I jumped in the water for a little bit in the late afternoon and found tiny mackerel hovering over deep pinnacles, large yellows patrolling the structure, and schools of yellowfin breezing by on the outside edge.  It is a truly magical place here underwater!

In the evening, red-tailed triggerfish flipped their tails behind the boat, picking up scraps from the fish we cleaned for dinner. 

We'll spend the evening here in the middle of nowhere, 150 miles from shore next to Rocas Alijos. Really can't think of a better place to be right now!

Adios,

Captain Chris


Baja's Islas San Benito
Rocas Alijos Freediving Expedition

June 10, 2007 Day 3 of 10

"Conditions still a bit off  so we're heading south a bit early."

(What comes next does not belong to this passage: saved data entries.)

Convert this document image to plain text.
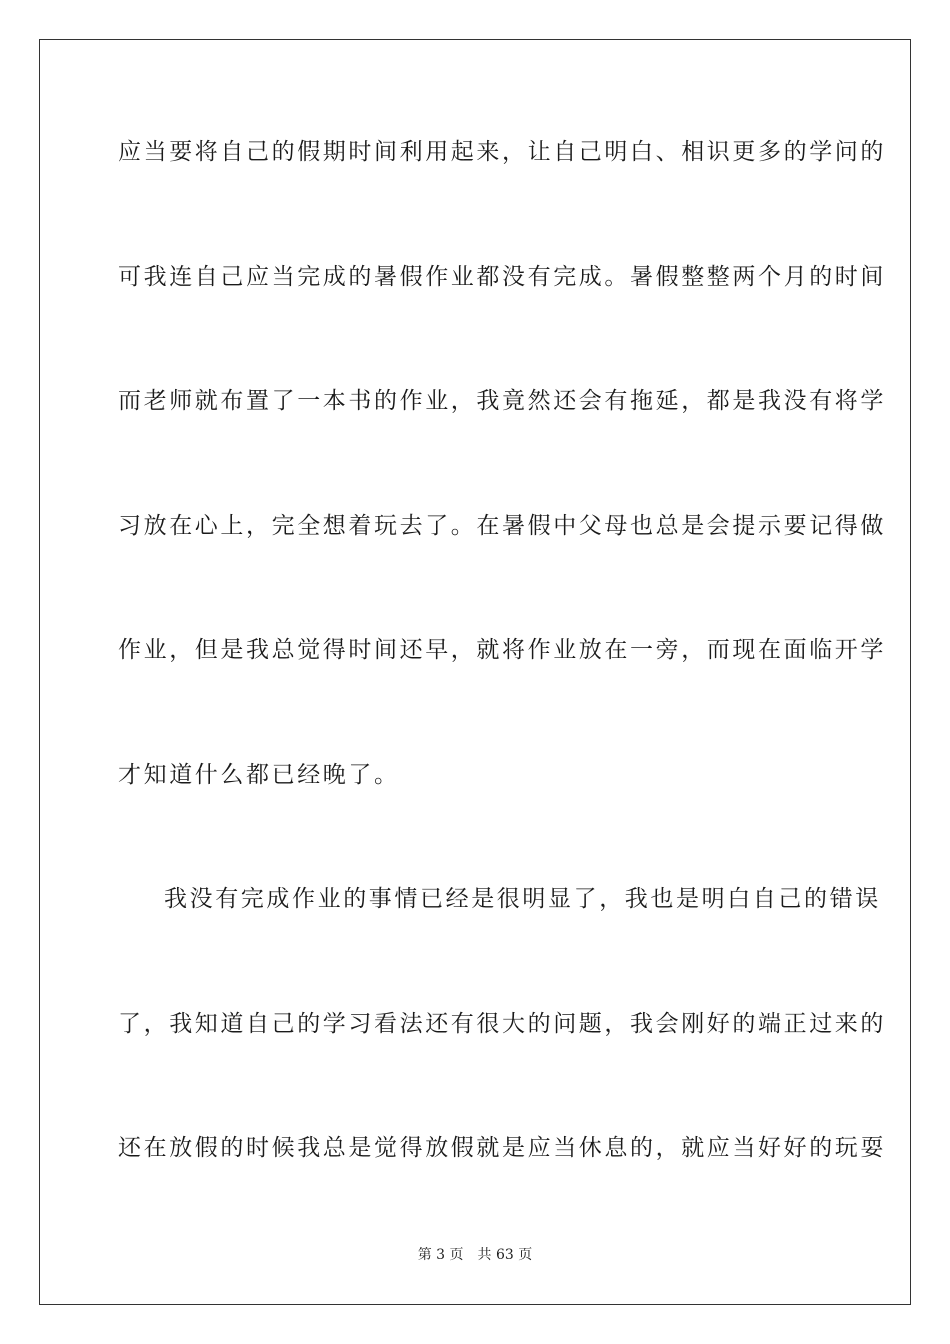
应当要将自己的假期时间利用起来，让自己明白、相识更多的学问的
可我连自己应当完成的暑假作业都没有完成。暑假整整两个月的时间
而老师就布置了一本书的作业，我竟然还会有拖延，都是我没有将学
习放在心上，完全想着玩去了。在暑假中父母也总是会提示要记得做
作业，但是我总觉得时间还早，就将作业放在一旁，而现在面临开学
才知道什么都已经晚了。
我没有完成作业的事情已经是很明显了，我也是明白自己的错误
了，我知道自己的学习看法还有很大的问题，我会刚好的端正过来的
还在放假的时候我总是觉得放假就是应当休息的，就应当好好的玩耍
第 3 页 共 63 页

The kelp laid in amber strands across the slate grey water as the sun rose behind the East Island.  The commercial fishing boats at anchor next to us were tuna pen tenders with their pens folded together on tethers trailing from their stern.  Tuna pens, thought to be a solution, but as proved with farmed salmon, now becoming a problem.

We weighed anchor and drove to the pinnacles where a solid current pushed from east to west.  The anglers from the boat capture a few white fish and calicos for Mark's delicious ceviche, however no yellowtail were spotted so we pulled our divers, buoys and anchor and started out early for Rocas Alijos.  

With a little extra time we trolled and fished kelp paddies with good luck for a few nice yellows and a couple yellowfin tuna before dark.  The water was a deep indigo blue and inviting in the late afternoon.  Water temps ranged from 58 degrees at Benitos to 63 degrees one hundred miles out.  

We have good reports for the weather south of here and look forward to getting in the water at the Rocas Alijos tomorrow.

Adios,

Captain Chris 


Baja's Islas San Benito
Rocas Alijos Freediving Expedition
June 9, 2007 Day 2 of 10

"Green cool water, uugghh!"

Dawn crept up grey and breezy with cooler, greener water than the night before, we trolled by a few kelp paddies looking for a yellowtail or tuna for dinner but found no one home. 

We arrived at Islas San Benito shortly after lunch and anchored on the east side of Yellowtail Alley on the upcurrent edge.  The scythe marked butterfly fish and purple hydrocoral were beautiful among the waiving palm kelp. Our freedivers spent the afternoon in the water but the yellowtail and white seabass didn't come out to play. 

We'll spend the night here and try the other side of the island in the morning, hopefully with more success.  Still its good to be back at these three little islands and their relatively untouched kelp forests.

Hasta Manana,

Captain Chris

Enroute to Baja's Islas San Benito
Rocas Alijos Freediving Expedition
June 8
, 2007 Day 1 of 10

"The first leg of an 1000 mile journey."

The Pacific was calm and blue on the south side of the Islas Coronados as we churned our way southwards in our first leg of an epic trip almost five hundred miles south of San Diego.  Our group of twelve divers are as excited as kids at DisneyLand as the anticipation of our first ever expedition to Rocas Alijos is coming to fruition.

Several blue whales surfaced next to us, common dolphins frolicked under the bow wave and a pod of risso's dolphins appeared off our port bow.  It was a good start to our trip watching the sun set slowly off our beam.

Until Tomorrow,

Captain Chris

 

Santa Barbara Island
June 1, 2007 Day 1 of 2

"Sea lions and the bumpy ride..."

A lumpy ride out to Santa Barbara left us a little groggy this morning as we approached the dark silhouette of the island outlined in a gray marine layer.  We were happy to be approaching calm water as the 105 mile overnight ride had been a bit challenging.

We stayed in the shelter of the island from a mix of south and westerly swells, enjoying the company of bright-brown eyed sea lions, garibaldi, and shovelnose guitarfish.  Water temperature ranged from 58 to 59 degrees and the vis was a hazy 25 to 30 feet. 

The divers successfully completed some navigation dives and many made their first night dive this evening--congratulations!  We're off to San Clemente Island for a few more dives tomorrow and are hoping for better conditions.